51

50 5 0
                                    


"Winaa, apa kau lagi yang melarang Yeji menemui Minho?"

Secara khusus Martha menemui Winaa. Martha hanya ingin tahu apa yang Winaa katakan pada putrinya. Apa benar Winaa melarang putrinya untuk menemui Minho lagi.

"Maaf, Yang Mulia, tapi Yeji belakangan ini lebih banyak belajar."

"Aku sadar jika Yeji tidak pernah lagi menemui Minho. Winaa, kau tahu kehadiran Yeji di samping putraku begitu berpengaruh. Winaa, Minho bisa berteman dengan Yeji, Minho pada akhirnya memillki seorang teman. Aku tahu ini yang membuat Minho akhir-akhir lebih banyak diam dan murung. Putraku kehilangan temannya."

"Maafkan aku, Yang Mulia, aku tidak bermaksud demikian."

"Tapi kau menyakiti putraku. Aku tidak tahu kau sejahat itu, Winaa. Jika kau ingin tahu, aku tidak suka dengan Minho yang sekarang."

"Maafkan aku."

"Jadi benar, kau yang meminta Yeji untuk tidak lagi menemani Minho?"

"Aku memiliki alasan sendiri."

"Apa?"

"Itu alasanku, aku tidak akan memberi tahunya. Maafkan aku, Yang Mulia."

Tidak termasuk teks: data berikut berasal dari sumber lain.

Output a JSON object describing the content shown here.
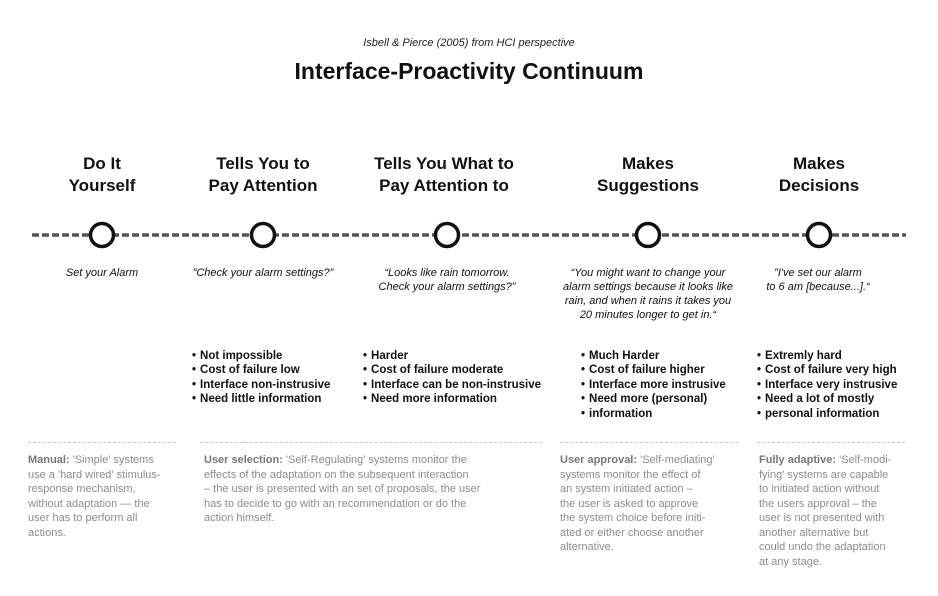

Martha tidak habis pikir dengan apa yang dikatakan Winaa. Beberapa hari ini Martha sudah berusaha memikirkan apa yang kiranya terjadi, mengaitkan beberapa hal yang ada. Begitu ia mendapat sedikit titik, ia langsung menemui Winaa untuk kejelasan.

"Apa itu karena ucapanku saat itu?"

Winaa tidak menjawab.

"Jawab aku , Winaa!" Martha tidak bisa lagi bersabar menghadapi Winaa. Karena sungguh, melihat Minho sekarang yang benar-benar banyak diam tanpa berbicara apapun membuat Martha tidak bisa tenang.

"Jika benar karena itu, kenapa kau anggap serius? Ucapanku itu hanya candaan. Lagian aku tidak memiliki hak apapun dalam hidup Minho. Dia yang menentukan hidupnya sendiri. Jikapun ada yang akan mengaturnya, itu ayahnya atau ibu kandungnya. Kau seharusnya mengerti itu, Winaa. Yang kau lakukan malah menyakiti putraku. Sungguh, aku akan sangat marah dan membenci orang yang telah menyakiti putraku, siapapun itu."

Setelah mengatakan itu, Martha memilih pergi meninggalkan Winaa, orang yang sudah ia anggap sebagai sahabatnya. Mereka dekat sudah belasan tahun yang lalu. Tapi sekarang, Martha tidak bisa mengabaikan rasa kecewanya pada Winaa.

Winaa sendiri merasa bersalah. Ia tidak berniat menyakiti Minho sama sekali, ia tidak akan melakukannya dengan alasan apapun. Kali ini ia memiliki alasan sendiri. Tapi perkataan Martha barusan membuat Winaa kembali berpikir tentang apa yang telah ia lakukan, ia merasa pilihannya adalah hal yang salah.

Martha tidak tahu kenapa, tapi rasanya tidak rela saja ada salah satu dari putranya, atau lebih tepatnya putra Arye yang terluka. Martha menyayangi mereka, meski bukan ibu kandungnya, tapi rasa sayangnya sama.

"Ibu."

Martha menoleh, satu putranya memanggil. "Ya, Sayang?"

"Jeongin marah padaku."

"Marah kenapa?"

"Marah, dia benar-benar marah padaku. Ibu, tolong bujuk dia agar tidak marah padaku lagi. Dia sama sekali tidak mau mendengarkanku lagi."

"Ibu yakin itu salahmu sendiri kan?"

"Ya, aku tahu salah. Tapi aku tidak tahu dia akan semarah ini padaku."

"Minta maaf padanya, bujuk dia dengan caramu sendiri."

"Tapi dia sama sekali tidak mendengarkanku, Bu."